The National Oceanic and Atmospheric Administration (NOAA) has announced that the final two buoys are up and running in an unprecedented 39-buoy tsunami warning system designed to protect U.S. coastal communities from a similar fate as the deadly Indian Ocean tsunami.
According to a report in Discovery News, the buoy array is a dramatic improvement over the six-buoy system that existed before the 2004 disaster, which killed upwards of 350,000 people.
AdvertisementThe Deep-Ocean Assessment and Reporting of Tsunami (DART) buoy system, plus seismometers and other instruments, collect and transmit tsunami vital signs in hazardous earthquake zones all around the Pacific Ocean, as well as in the North Atlantic, Caribbean and Gulf of Mexico.
The system is designed to incorporate what is known and accommodates what remains unknown about the planet's most powerful earthquakes and waves.
The Indian Ocean tsunami didn't just provide the impetus to check-cutters inside the Beltway. It also offered valuable scientific lessons used in developing the DART system.

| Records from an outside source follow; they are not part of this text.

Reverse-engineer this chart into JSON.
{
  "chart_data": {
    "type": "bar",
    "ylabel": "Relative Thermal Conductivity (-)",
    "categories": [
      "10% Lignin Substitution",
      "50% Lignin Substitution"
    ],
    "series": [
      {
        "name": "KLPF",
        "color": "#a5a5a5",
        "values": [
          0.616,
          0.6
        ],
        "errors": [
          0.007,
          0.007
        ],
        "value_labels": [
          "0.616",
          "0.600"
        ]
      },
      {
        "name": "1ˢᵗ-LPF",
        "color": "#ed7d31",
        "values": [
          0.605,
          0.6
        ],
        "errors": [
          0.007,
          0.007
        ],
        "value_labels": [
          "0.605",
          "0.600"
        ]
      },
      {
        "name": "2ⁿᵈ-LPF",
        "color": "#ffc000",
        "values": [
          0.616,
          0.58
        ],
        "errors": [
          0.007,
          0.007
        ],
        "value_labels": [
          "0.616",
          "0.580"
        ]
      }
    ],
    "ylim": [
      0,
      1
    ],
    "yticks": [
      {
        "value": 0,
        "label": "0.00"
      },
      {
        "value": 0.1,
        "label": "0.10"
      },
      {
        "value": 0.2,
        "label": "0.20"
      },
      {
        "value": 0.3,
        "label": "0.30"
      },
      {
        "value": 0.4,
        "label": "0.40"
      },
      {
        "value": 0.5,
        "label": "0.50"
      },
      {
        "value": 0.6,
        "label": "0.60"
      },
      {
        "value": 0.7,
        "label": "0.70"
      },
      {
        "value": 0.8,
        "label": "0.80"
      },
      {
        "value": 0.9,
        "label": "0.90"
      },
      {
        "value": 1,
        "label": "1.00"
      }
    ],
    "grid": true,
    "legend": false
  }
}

A rupture in a subduction zone, a place where one plate of the Earth's crust is being shoved underneath another, created the Indian Ocean tsunami's driving force, the Great Sumatra-Andaman Earthquake.
"The rupture, 800 miles (1,300 km) long, moved a block of earth as long as California about 30 feet," explained geophysicist Seth Stein of Northwestern University.
The tsunami created by the rare "mega-thrust" earthquake was of similarly impressive breadth.
"In order not to miss broad wave fronts of future tsunamis, the DART buoys in the Pacific Ocean were placed 400 to 600 miles (700 to 1,000 km) apart," said Eddie Bernard, director of NOAA's Pacific Marine Environmental Laboratory in Seattle.
The 200,000 dollars DART buoys are only half of the picture.
The other half of the system sits on the ocean floor, sometimes thousands of feet down. This sea floor unit measures changes in water pressure, which can be converted into water depth, and transmits the data via an acoustical modem to the buoy on the ocean surface.
Each buoy uses satellites to relay up to 15 minutes of data to two NOAA tsunami warning centers in Hawaii and Alaska, which operate 24 hours a day, seven days a week.
At the warning centers, the data is fed into 26 new tsunami generation models. If buoys near the epicenter detect a large tsunami, and the models forecast it coming ashore, forecasters can broadcast specifics about where, when and how large the tsunami will be when it hits.